The Commission mooted revisions last week, calling for feedback on proposals to tighten ‘significant benefit’ rules, lower prevalence thresholds and place stricter controls on the transfer of OD designations between companies.
According to the Commission, the changes would stop sponsors claiming to have met the legislation's ‘significant benefit’ requirement on the basis their product would increase the availability of treatments in Europe, instead of demonstrating clinical superiority.
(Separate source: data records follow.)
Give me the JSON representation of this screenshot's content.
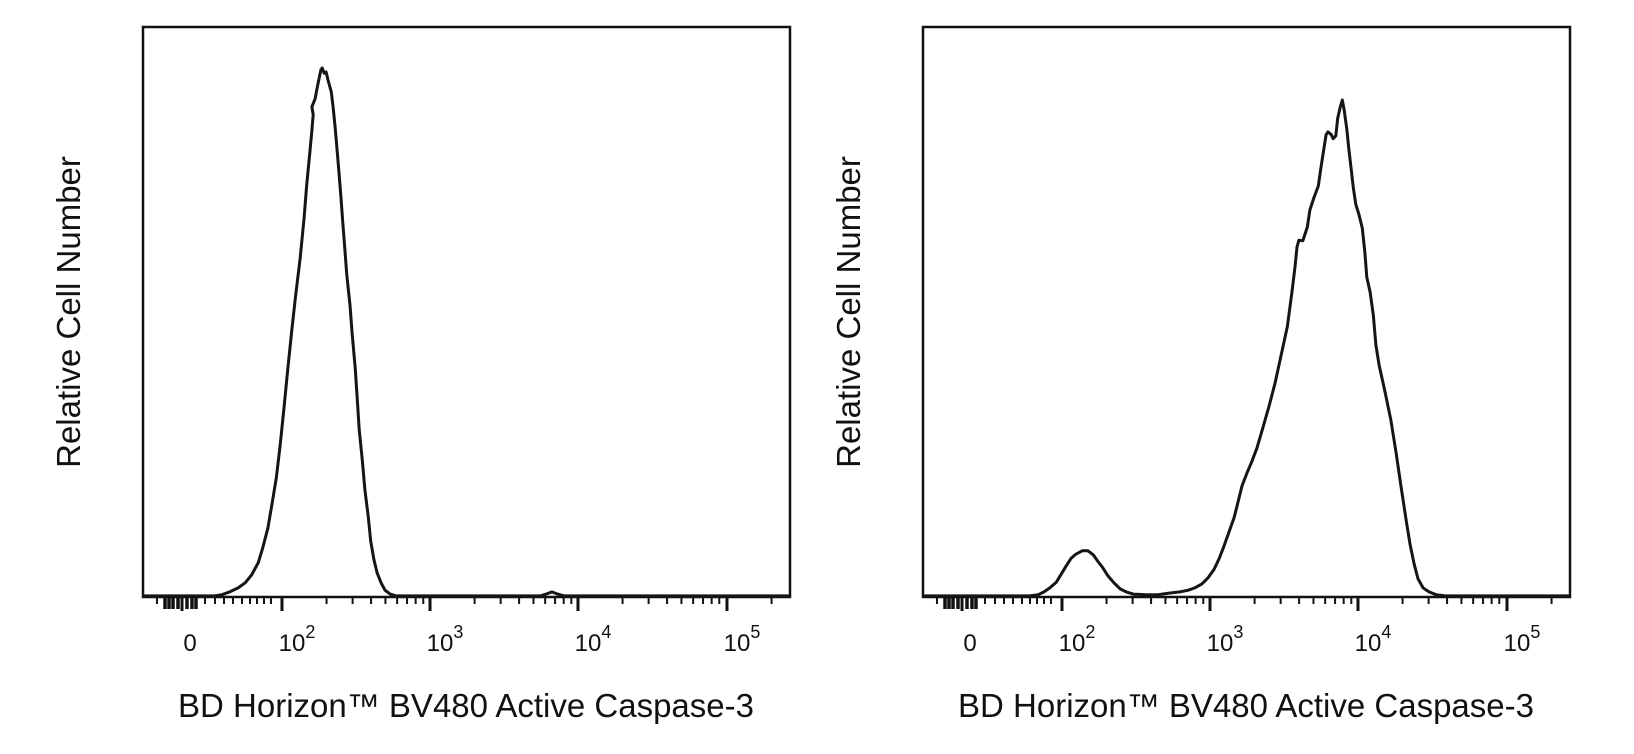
{
  "figure": {
    "description": "Two flow cytometry histogram overlays (negative control vs stimulated) showing BV480 Active Caspase-3 staining",
    "background_color": "#ffffff",
    "curve_color": "#151515",
    "text_color": "#111111"
  },
  "chart_data": [
    {
      "panel": "left",
      "type": "area",
      "subtype": "flow-cytometry-histogram",
      "title": "",
      "y_axis": {
        "label": "Relative Cell Number",
        "tick_labels": [],
        "note": "unlabeled relative scale"
      },
      "x_axis": {
        "label": "BD Horizon™ BV480 Active Caspase-3",
        "scale": "biexponential (logicle)",
        "tick_labels": [
          "0",
          "10^2",
          "10^3",
          "10^4",
          "10^5"
        ],
        "major_ticks": [
          {
            "label": "0",
            "exp": null,
            "f": 0.0603
          },
          {
            "label": "10",
            "exp": "2",
            "f": 0.2148
          },
          {
            "label": "10",
            "exp": "3",
            "f": 0.4436
          },
          {
            "label": "10",
            "exp": "4",
            "f": 0.6723
          },
          {
            "label": "10",
            "exp": "5",
            "f": 0.9026
          }
        ],
        "minor_ticks_f": [
          0.0216,
          0.0958,
          0.1113,
          0.1252,
          0.1391,
          0.153,
          0.1654,
          0.1762,
          0.187,
          0.1978,
          0.2837,
          0.324,
          0.3525,
          0.3747,
          0.3928,
          0.4081,
          0.4214,
          0.4332,
          0.5125,
          0.5528,
          0.5813,
          0.6035,
          0.6216,
          0.6369,
          0.6502,
          0.662,
          0.7412,
          0.7815,
          0.81,
          0.8322,
          0.8503,
          0.8656,
          0.8789,
          0.8907,
          0.9715
        ],
        "cluster_ticks_f": [
          0.034,
          0.0402,
          0.0464,
          0.0541,
          0.068,
          0.0757,
          0.0819
        ]
      },
      "peaks": [
        {
          "center_approx": "1.8×10²",
          "height_fraction": 0.93,
          "note": "single narrow negative peak"
        },
        {
          "center_approx": "7×10³",
          "height_fraction": 0.008,
          "note": "tiny baseline blip"
        }
      ],
      "points": [
        [
          0.003,
          0.002
        ],
        [
          0.111,
          0.002
        ],
        [
          0.122,
          0.004
        ],
        [
          0.134,
          0.009
        ],
        [
          0.147,
          0.016
        ],
        [
          0.158,
          0.025
        ],
        [
          0.168,
          0.039
        ],
        [
          0.178,
          0.06
        ],
        [
          0.185,
          0.086
        ],
        [
          0.193,
          0.121
        ],
        [
          0.199,
          0.161
        ],
        [
          0.206,
          0.209
        ],
        [
          0.212,
          0.267
        ],
        [
          0.218,
          0.332
        ],
        [
          0.224,
          0.402
        ],
        [
          0.23,
          0.468
        ],
        [
          0.236,
          0.53
        ],
        [
          0.243,
          0.595
        ],
        [
          0.249,
          0.665
        ],
        [
          0.253,
          0.723
        ],
        [
          0.258,
          0.781
        ],
        [
          0.261,
          0.819
        ],
        [
          0.263,
          0.846
        ],
        [
          0.261,
          0.86
        ],
        [
          0.266,
          0.874
        ],
        [
          0.27,
          0.898
        ],
        [
          0.275,
          0.925
        ],
        [
          0.277,
          0.928
        ],
        [
          0.28,
          0.919
        ],
        [
          0.283,
          0.921
        ],
        [
          0.286,
          0.907
        ],
        [
          0.291,
          0.886
        ],
        [
          0.294,
          0.858
        ],
        [
          0.297,
          0.823
        ],
        [
          0.3,
          0.784
        ],
        [
          0.303,
          0.744
        ],
        [
          0.306,
          0.7
        ],
        [
          0.309,
          0.654
        ],
        [
          0.312,
          0.609
        ],
        [
          0.315,
          0.565
        ],
        [
          0.32,
          0.512
        ],
        [
          0.323,
          0.465
        ],
        [
          0.328,
          0.402
        ],
        [
          0.331,
          0.349
        ],
        [
          0.334,
          0.296
        ],
        [
          0.339,
          0.24
        ],
        [
          0.343,
          0.188
        ],
        [
          0.348,
          0.142
        ],
        [
          0.352,
          0.098
        ],
        [
          0.357,
          0.065
        ],
        [
          0.362,
          0.042
        ],
        [
          0.368,
          0.025
        ],
        [
          0.374,
          0.012
        ],
        [
          0.382,
          0.005
        ],
        [
          0.391,
          0.002
        ],
        [
          0.614,
          0.002
        ],
        [
          0.623,
          0.005
        ],
        [
          0.632,
          0.009
        ],
        [
          0.641,
          0.005
        ],
        [
          0.651,
          0.002
        ],
        [
          0.997,
          0.002
        ]
      ]
    },
    {
      "panel": "right",
      "type": "area",
      "subtype": "flow-cytometry-histogram",
      "title": "",
      "y_axis": {
        "label": "Relative Cell Number",
        "tick_labels": [],
        "note": "unlabeled relative scale"
      },
      "x_axis": {
        "label": "BD Horizon™ BV480 Active Caspase-3",
        "scale": "biexponential (logicle)",
        "tick_labels": [
          "0",
          "10^2",
          "10^3",
          "10^4",
          "10^5"
        ],
        "major_ticks": [
          {
            "label": "0",
            "exp": null,
            "f": 0.0603
          },
          {
            "label": "10",
            "exp": "2",
            "f": 0.2148
          },
          {
            "label": "10",
            "exp": "3",
            "f": 0.4436
          },
          {
            "label": "10",
            "exp": "4",
            "f": 0.6723
          },
          {
            "label": "10",
            "exp": "5",
            "f": 0.9026
          }
        ],
        "minor_ticks_f": [
          0.0216,
          0.0958,
          0.1113,
          0.1252,
          0.1391,
          0.153,
          0.1654,
          0.1762,
          0.187,
          0.1978,
          0.2837,
          0.324,
          0.3525,
          0.3747,
          0.3928,
          0.4081,
          0.4214,
          0.4332,
          0.5125,
          0.5528,
          0.5813,
          0.6035,
          0.6216,
          0.6369,
          0.6502,
          0.662,
          0.7412,
          0.7815,
          0.81,
          0.8322,
          0.8503,
          0.8656,
          0.8789,
          0.8907,
          0.9715
        ],
        "cluster_ticks_f": [
          0.034,
          0.0402,
          0.0464,
          0.0541,
          0.068,
          0.0757,
          0.0819
        ]
      },
      "peaks": [
        {
          "center_approx": "1.3×10²",
          "height_fraction": 0.08,
          "note": "small residual negative peak"
        },
        {
          "center_approx": "7×10³",
          "height_fraction": 0.87,
          "note": "major active caspase-3 positive peak, jagged top with shoulders"
        }
      ],
      "points": [
        [
          0.003,
          0.002
        ],
        [
          0.165,
          0.002
        ],
        [
          0.178,
          0.004
        ],
        [
          0.187,
          0.009
        ],
        [
          0.196,
          0.016
        ],
        [
          0.206,
          0.026
        ],
        [
          0.213,
          0.039
        ],
        [
          0.221,
          0.054
        ],
        [
          0.229,
          0.068
        ],
        [
          0.236,
          0.075
        ],
        [
          0.246,
          0.081
        ],
        [
          0.255,
          0.081
        ],
        [
          0.263,
          0.074
        ],
        [
          0.27,
          0.063
        ],
        [
          0.278,
          0.051
        ],
        [
          0.286,
          0.037
        ],
        [
          0.295,
          0.025
        ],
        [
          0.305,
          0.014
        ],
        [
          0.314,
          0.009
        ],
        [
          0.325,
          0.005
        ],
        [
          0.343,
          0.004
        ],
        [
          0.363,
          0.004
        ],
        [
          0.382,
          0.007
        ],
        [
          0.397,
          0.009
        ],
        [
          0.41,
          0.012
        ],
        [
          0.42,
          0.016
        ],
        [
          0.431,
          0.023
        ],
        [
          0.44,
          0.033
        ],
        [
          0.45,
          0.049
        ],
        [
          0.458,
          0.068
        ],
        [
          0.465,
          0.089
        ],
        [
          0.473,
          0.114
        ],
        [
          0.481,
          0.14
        ],
        [
          0.487,
          0.167
        ],
        [
          0.493,
          0.195
        ],
        [
          0.501,
          0.218
        ],
        [
          0.508,
          0.237
        ],
        [
          0.516,
          0.261
        ],
        [
          0.525,
          0.296
        ],
        [
          0.535,
          0.335
        ],
        [
          0.544,
          0.375
        ],
        [
          0.552,
          0.416
        ],
        [
          0.563,
          0.474
        ],
        [
          0.57,
          0.533
        ],
        [
          0.575,
          0.579
        ],
        [
          0.578,
          0.614
        ],
        [
          0.581,
          0.626
        ],
        [
          0.587,
          0.625
        ],
        [
          0.594,
          0.649
        ],
        [
          0.598,
          0.679
        ],
        [
          0.604,
          0.7
        ],
        [
          0.611,
          0.721
        ],
        [
          0.615,
          0.753
        ],
        [
          0.62,
          0.789
        ],
        [
          0.623,
          0.811
        ],
        [
          0.626,
          0.816
        ],
        [
          0.631,
          0.811
        ],
        [
          0.634,
          0.804
        ],
        [
          0.638,
          0.809
        ],
        [
          0.641,
          0.84
        ],
        [
          0.645,
          0.86
        ],
        [
          0.648,
          0.872
        ],
        [
          0.651,
          0.854
        ],
        [
          0.655,
          0.821
        ],
        [
          0.658,
          0.788
        ],
        [
          0.662,
          0.749
        ],
        [
          0.665,
          0.718
        ],
        [
          0.669,
          0.689
        ],
        [
          0.674,
          0.67
        ],
        [
          0.679,
          0.647
        ],
        [
          0.683,
          0.604
        ],
        [
          0.686,
          0.561
        ],
        [
          0.691,
          0.535
        ],
        [
          0.696,
          0.495
        ],
        [
          0.7,
          0.442
        ],
        [
          0.705,
          0.407
        ],
        [
          0.714,
          0.36
        ],
        [
          0.723,
          0.311
        ],
        [
          0.731,
          0.254
        ],
        [
          0.739,
          0.193
        ],
        [
          0.747,
          0.133
        ],
        [
          0.753,
          0.091
        ],
        [
          0.759,
          0.058
        ],
        [
          0.765,
          0.032
        ],
        [
          0.773,
          0.016
        ],
        [
          0.782,
          0.009
        ],
        [
          0.793,
          0.004
        ],
        [
          0.807,
          0.002
        ],
        [
          0.997,
          0.002
        ]
      ]
    }
  ]
}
The changes would also encourage development of medicines for diseases like Ebola which do not occur often enough in Europe to meet the requirements for an orphan drug designation – a condition affecting not more than 5 in 10000 persons in the EU.
The final major issue raised by the Commission is the practice of transferring orphan designations between sponsors.
If a company has an orphan marketing authorisation for an active substance it cannot seek a second authorisation for the same substance in a new pharmaceutical form. According to the Commission, some firms try to get around this by asking a third party to apply and then transfer the designation.
The Commission says that: “This practice can be considered as an attempt to circumvent the intention and the purpose of this provision. In addition, experience shows that this process has also delayed the placing on the market of generic medicinal products.”
To address this, the Commission suggests “it may be envisaged to lay down control mechanisms for the transfer of orphan designations between companies in that respect.”
The call for feedback is timely given the increase in OD applications and designations in Europe. According to European Medicines Agency (EMA) data, there were 327 applications for OD status in 2014, up from 201 in 2013 and 197 the year before that.